Procureurs des intervenants L’Institut professionnel de la fonction publique du Canada, L’Association canadienne des employés professionnels, L’Association canadienne des agents financiers et L’Association professionnelle des agents du Service extérieur : Goldblatt Partners, Ottawa.
[1] L’article 11 prévoit notamment ce qui suit :
* 11 (1) Constitue un acte discriminatoire le fait pour l’employeur d’instaurer ou de pratiquer la disparité salariale entre les hommes et les femmes qui exécutent, dans le même établissement, des fonctions équivalentes.
(2) Le critère permettant d’établir l’équivalence des fonctions exécutées par des salariés dans le même établissement est le dosage de qualifications, d’efforts et de responsabilités nécessaire pour leur exécution, compte tenu des conditions de travail.
[2] Lors de la ratification, le Canada a formulé une déclaration au sujet de l’al. 11(1)d) (voir 1257 R.T.N.U. 496). Cette déclaration a été retirée en 1992 (voir 1676 R.T.N.U. 554), mais elle indiquait que les législateurs canadiens « ont mis en pratique le concept de l’égalité de rémunération tel qu’il est envisagé à l’alinéa d du paragraphe 1 de l’article 11 en adoptant une législation qui prévoit la fixation des taux de rémunération sans discrimination fondée sur le sexe. Les autorités compétentes du Canada continueront à faire droit à l’objectif visé par l’alinéa d du paragraphe 1 de l’article 11 , et à cette fin, elles ont mis au point et le cas échéant continueront à mettre au point de nouvelles mesures, législatives et autres. »

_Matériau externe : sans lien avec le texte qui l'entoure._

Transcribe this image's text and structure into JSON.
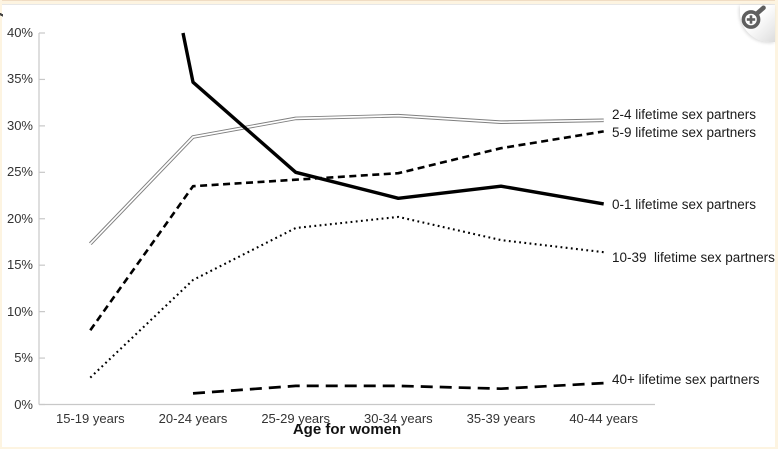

[3] Les salariés d’une entreprise de moins de 10 employés qui veulent faire corriger des iniquités salariales doivent encore recourir au processus de plainte fondé sur l’art. 19 de la Charte québécoise. À l’inverse, les salariés visés par la Loi sur l’équité salariale ne peuvent déposer de plainte en vertu de la Charte québécoise et peuvent uniquement demander réparation en recourant aux mécanismes prévus par la Loi sur l’équité salariale.
[4] Les articles 41 et 42 exposent des situations particulières dans lesquelles les obligations de l’employeur demeurent malgré des changements de circonstances. En voici un extrait :
41. Si, avant qu’un programme d’équité salariale ait été complété, une association est accréditée en vertu du Code du travail (chapitre C-27) pour représenter des salariés de l’entreprise, les obligations relatives à l’établissement de ce programme demeurent inchangées.
. . .
42. L’aliénation de l’entreprise ou la modification de sa structure juridique n’a aucun effet sur les obligations relatives aux ajustements salariaux ou à un programme d’équité salariale. Le nouvel employeur est lié par ces ajustements ou ce programme.

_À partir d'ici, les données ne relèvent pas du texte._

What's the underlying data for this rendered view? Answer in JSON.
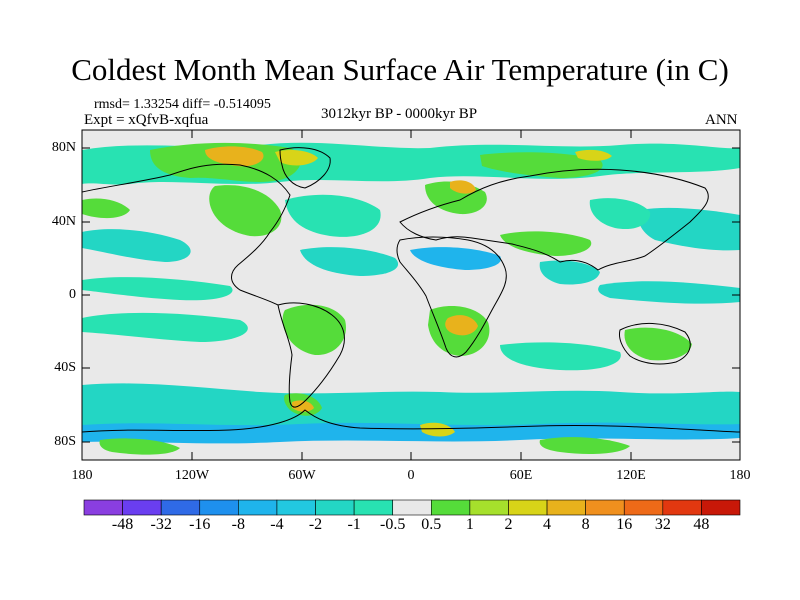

Lorsque plusieurs entreprises sont affectées par une modification de structure juridique par fusion ou autrement, les modalités d’application de la présente loi qui tiennent compte de la taille de l’entreprise sont, pour l’entreprise qui résulte de cette modification, déterminées en fonction de l’entreprise qui comptait le plus grand nombre de salariés.
[5] Par l’art. 14 de la Loi modifiant la Loi sur l’équité salariale de 2009.
[6] Par l’art. 23 de la Loi modifiant la Loi sur l’équité salariale de 2009.
[7] Par l’art. 40 de la Loi modifiant la Loi sur l’équité salariale de 2009.